Regional legislative election in Russia

The 2026 Republic of North Ossetia–Alania head election took place on 20 September 2026, on common election day, to elect the Head of the Republic of North Ossetia–Alania. Incumbent Head Sergey Menyaylo was re-elected for a second term in office. Head of North Ossetia–Alania is elected by the Parliament of the Republic of North Ossetia–Alania.

==Background==
Then-Head of the Republic of North Ossetia–Alania Vyacheslav Bitarov announced his resignation in April 2021. President of Russia Vladimir Putin accepted Bitarov's resignation and appointed Presidential Envoy to the Siberian Federal District and former Governor of Sevastopol Sergey Menyaylo, an ethnic Ossetian, acting Head of North Ossetia–Alania.

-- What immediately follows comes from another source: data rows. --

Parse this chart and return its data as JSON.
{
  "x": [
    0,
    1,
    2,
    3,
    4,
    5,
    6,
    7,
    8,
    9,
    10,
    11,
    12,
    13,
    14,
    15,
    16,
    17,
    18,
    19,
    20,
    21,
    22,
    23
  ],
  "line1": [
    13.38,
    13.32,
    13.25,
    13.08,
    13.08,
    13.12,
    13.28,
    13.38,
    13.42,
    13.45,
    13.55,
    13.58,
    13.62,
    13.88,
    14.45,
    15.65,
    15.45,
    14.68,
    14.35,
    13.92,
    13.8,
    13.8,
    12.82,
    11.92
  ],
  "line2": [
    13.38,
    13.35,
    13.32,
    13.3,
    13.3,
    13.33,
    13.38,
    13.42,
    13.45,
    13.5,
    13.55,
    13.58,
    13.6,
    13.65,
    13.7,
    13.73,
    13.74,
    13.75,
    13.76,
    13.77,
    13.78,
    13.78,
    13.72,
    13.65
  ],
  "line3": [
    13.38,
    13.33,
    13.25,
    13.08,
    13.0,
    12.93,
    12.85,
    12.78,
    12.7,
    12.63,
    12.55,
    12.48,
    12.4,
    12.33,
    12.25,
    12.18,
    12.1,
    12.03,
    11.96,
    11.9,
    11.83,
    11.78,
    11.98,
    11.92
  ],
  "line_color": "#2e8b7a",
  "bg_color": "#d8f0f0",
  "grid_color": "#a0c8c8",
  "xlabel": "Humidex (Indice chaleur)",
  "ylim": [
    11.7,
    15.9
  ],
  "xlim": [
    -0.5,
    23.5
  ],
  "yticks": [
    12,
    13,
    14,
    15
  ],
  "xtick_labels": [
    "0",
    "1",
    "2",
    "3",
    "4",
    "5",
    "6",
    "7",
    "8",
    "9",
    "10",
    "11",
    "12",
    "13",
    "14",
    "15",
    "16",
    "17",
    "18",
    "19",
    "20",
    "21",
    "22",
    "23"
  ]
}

Bitarov's resignation was expected due to poor economic situation, elite disarray and lack of necessary management skills which was evident during 2020 anti-lockdown rallies in the region. In September 2021 Menyaylo was elected for a full term by the Parliament of the Republic of North Ossetia–Alania with 57 votes in favour out of 68.

Menyaylo's term as Head of North Ossetia–Alania was marked with tackling some social problems and mild economic development. However, Menyaylo could not reach an elite consensus and was unable to manages clashes between local elite.

==Candidates==
Head of the Republic of North Ossetia–Alania is elected indirectly, by the Parliament of the Republic of North Ossetia–Alania, for the term of five years. Candidate for Head of North Ossetia–Alania should be a Russian citizen and at least 30 years old. Candidates for Head of North Ossetia–Alania should not have a foreign citizenship or residence permit. Candidates for Head of North Ossetia–Alania are nominated by political parties, which have factions either in the Parliament of North Ossetia–Alania or in the State Duma, and the parties can nominate up to three candidates each. President of Russia then selects three nominated candidates and submits them to the Parliament of North Ossetia–Alania. The Parliament elects Head of North Ossetia–Alania with a simple majority. Also head candidates present 3 candidacies to the Federation Council and election winner later appoints one of the presented candidates.

The following parties are eligible to nominate a candidate for Head of North Ossetia–Alania:
- United Russia
- Communist Party of the Russian Federation
- Liberal Democratic Party of Russia
- A Just Russia
- New People

===Declared===

| Candidate name, political party |  |  | Occupation | Status | Ref. |
|---|---|---|---|---|---|
| Chermen Dudati Communist Party |  |  | Member of Parliament of the Republic of North Ossetia–Alania (2022–present) director of the North-Ossetian State Academic Theatre (2020–present) | Submitted by the President |  |
| Sergey Menyaylo United Russia |  |  | Incumbent Head of the Republic of North Ossetia–Alania (2021–present) | Submitted by the President |  |
| Oleg Varnavin A Just Russia |  |  | Former Member of Mozdoksky District Assembly of Representatives (2017–2022) Coal executive | Submitted by the President |  |

==Results==

Summary of the 20 September 2026 North Ossetian head election results
| Candidate |  | Party | Votes | % |
|---|---|---|---|---|
|  | Sergey Menyaylo (incumbent) | United Russia | 61 | 92.42 |
|  | Oleg Varnavin | A Just Russia | 5 | 7.58 |
|  | Chermen Dudati | Communist Party | 0 | 0.00 |
| Valid votes |  |  | 66 | 100.00 |
| Blank ballots |  |  | 0 | 0.00 |
| Total |  |  | 66 | 100.00 |
| Turnout |  |  | 66 | 94.29 |
| Registered voters |  |  | 70 | 100.00 |
| Source: |  |  |  |  |

Head Menyaylo re-appointed incumbent Senator Taymuraz Mamsurov (United Russia) to the Federation Council.